Why is it that the reports of the Comptroller and Auditor General of India, or CAG, have made news more frequently these days? It is not that the office of the CAG is producing more audit reports. Nor has the government’s apex auditor employed an over-active public relations agency to get its reports more mileage in the media through better coverage.
The fact is that there has been a marked change in the way the CAG chooses its audit subjects. Even until recently, the CAG would focus primarily on the government’s major tax or non-tax revenues and expenditure under various schemes. In the process, its reports would underline the various ways the government has been less efficient in plugging loopholes in its revenue collection system or allowing wastage or slippage in expenditure on projects and schemes. Only once in a while would the CAG bring out a report that would hit the front pages of national newspapers, like the one on the Bofors gun deal.
That, however, has changed in the last few years. With unfailing regularity, in almost every session of Parliament, the CAG’s reports have been making waves. And not because they are on mundane issues like the government’s tax revenue loss, but on how large amounts of revenues have been lost because of the manner in which contracts or government resources were awarded to private sector entities. Thus, you have had CAG reports on revenue losses on account of the allocation of telecom spectrum and award of contracts to private sector parties to build new airports or set up power projects. Each of these reports has raised a storm and the government has done everything possible to avoid further embarrassment. In short, the government’s image has taken a hit.

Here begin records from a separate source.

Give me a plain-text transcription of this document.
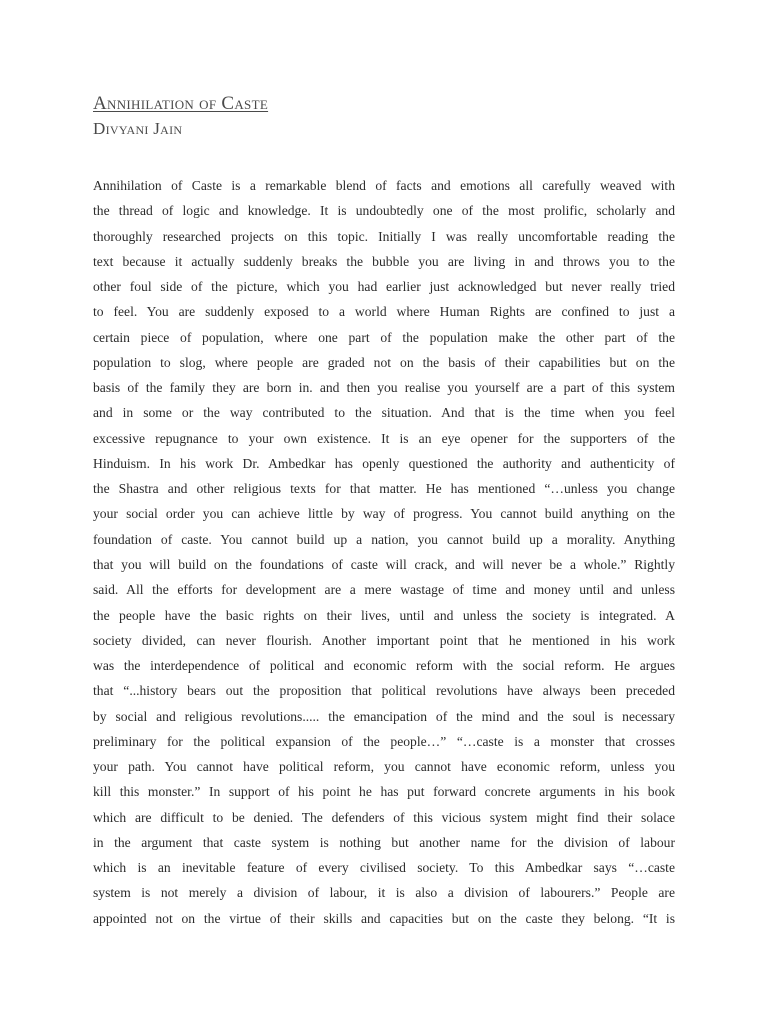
Annihilation of Caste
Divyani Jain
Annihilation of Caste is a remarkable blend of facts and emotions all carefully weaved with
the thread of logic and knowledge. It is undoubtedly one of the most prolific, scholarly and
thoroughly researched projects on this topic. Initially I was really uncomfortable reading the
text because it actually suddenly breaks the bubble you are living in and throws you to the
other foul side of the picture, which you had earlier just acknowledged but never really tried
to feel. You are suddenly exposed to a world where Human Rights are confined to just a
certain piece of population, where one part of the population make the other part of the
population to slog, where people are graded not on the basis of their capabilities but on the
basis of the family they are born in. and then you realise you yourself are a part of this system
and in some or the way contributed to the situation. And that is the time when you feel
excessive repugnance to your own existence. It is an eye opener for the supporters of the
Hinduism. In his work Dr. Ambedkar has openly questioned the authority and authenticity of
the Shastra and other religious texts for that matter. He has mentioned “…unless you change
your social order you can achieve little by way of progress. You cannot build anything on the
foundation of caste. You cannot build up a nation, you cannot build up a morality. Anything
that you will build on the foundations of caste will crack, and will never be a whole.” Rightly
said. All the efforts for development are a mere wastage of time and money until and unless
the people have the basic rights on their lives, until and unless the society is integrated. A
society divided, can never flourish. Another important point that he mentioned in his work
was the interdependence of political and economic reform with the social reform. He argues
that “...history bears out the proposition that political revolutions have always been preceded
by social and religious revolutions..... the emancipation of the mind and the soul is necessary
preliminary for the political expansion of the people…” “…caste is a monster that crosses
your path. You cannot have political reform, you cannot have economic reform, unless you
kill this monster.” In support of his point he has put forward concrete arguments in his book
which are difficult to be denied. The defenders of this vicious system might find their solace
in the argument that caste system is nothing but another name for the division of labour
which is an inevitable feature of every civilised society. To this Ambedkar says “…caste
system is not merely a division of labour, it is also a division of labourers.” People are
appointed not on the virtue of their skills and capacities but on the caste they belong. “It is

Make no mistake about this. The change in scenario has happened not because the CAG has shifted its focus of audit enquiry. What has prompted the CAG to come out with these earth-shaking reports on controversial deals is the steadily growing role of the private sector in areas that were hitherto reserved for the public sector or even government departments. If the CAG today has to look around for projects or schemes for audit purposes in any central ministry, it is likely to stumble upon a project in which the private sector has a role to play. So, while it continues to routinely produce those reports on the government’s tax revenues and expenditure on various social schemes without raising too many eyebrows, the few reports that manage to raise its profile as an effective watchdog are all about government projects in which private sector partners have made undue revenue gains at the cost of the exchequer.
This is perhaps understandable. The private sector’s role in new projects has been increasing steadily. In the 10th Five-Year Plan, the private sector accounted for a little less than a fourth of the total investment outlay. The private sector’s share in the total investment outlay in the 11th Plan, which ended in March 2012, rose to around 36 per cent. And in the 12th Plan, the private sector’s share is set to be more than half. The rise of the public-private partnership (PPP) projects in the last few years confirms a similar story. According to the Planning Commission, there are at present more than a thousand PPP projects with an estimated investment of over Rs 4.86 lakh crore. Most of these projects are in the roads and highways sector, followed by those in housing, aviation, railways and tourism.
The trend is unmistakable. In the coming years, there will be many more PPP projects that should see completion and will, therefore, be ready for audit and financial scrutiny by the CAG. Given the manner in which most central ministries have handled these PPP projects, caring little for transparent norms for awarding contracts, the CAG will have its hands full for at least the next two years. There will be no let-up in the frequency in the CAG’s damaging findings of the way the government may have handled many of these PPP projects, favouring a few private sector players and allowing them to corner undue gains. The clamour for banning the very idea of PPP projects has already begun and is likely to get shriller.
India’s capital requirement for meeting its widening infrastructure gap is huge. The need for increasing investment in infrastructure received priority soon after economic reforms began in 1991. The government of P V Narasimha Rao, with Manmohan Singh as finance minister, initiated an exercise to attract the private sector to invest in the infrastructure sector. But its rush to offer projects to private entities without going through a proper bidding process resulted in the Enron fiasco. This halted India’s efforts to woo private investment in the infrastructure sector and India’s experiments with the private sector in infrastructure ended prematurely.
More than a decade later, India has just launched the PPP projects, where both the government and the private sector have a role to play. Their execution has given rise to several questions on the manner in which these projects are awarded. For the CAG, PPP projects are a soft target, presented to it on a platter. If the government wants to save its infrastructure plan from another storm, it needs to fix the loopholes and problems afflicting the way these projects are handled. Blaming the CAG will not do.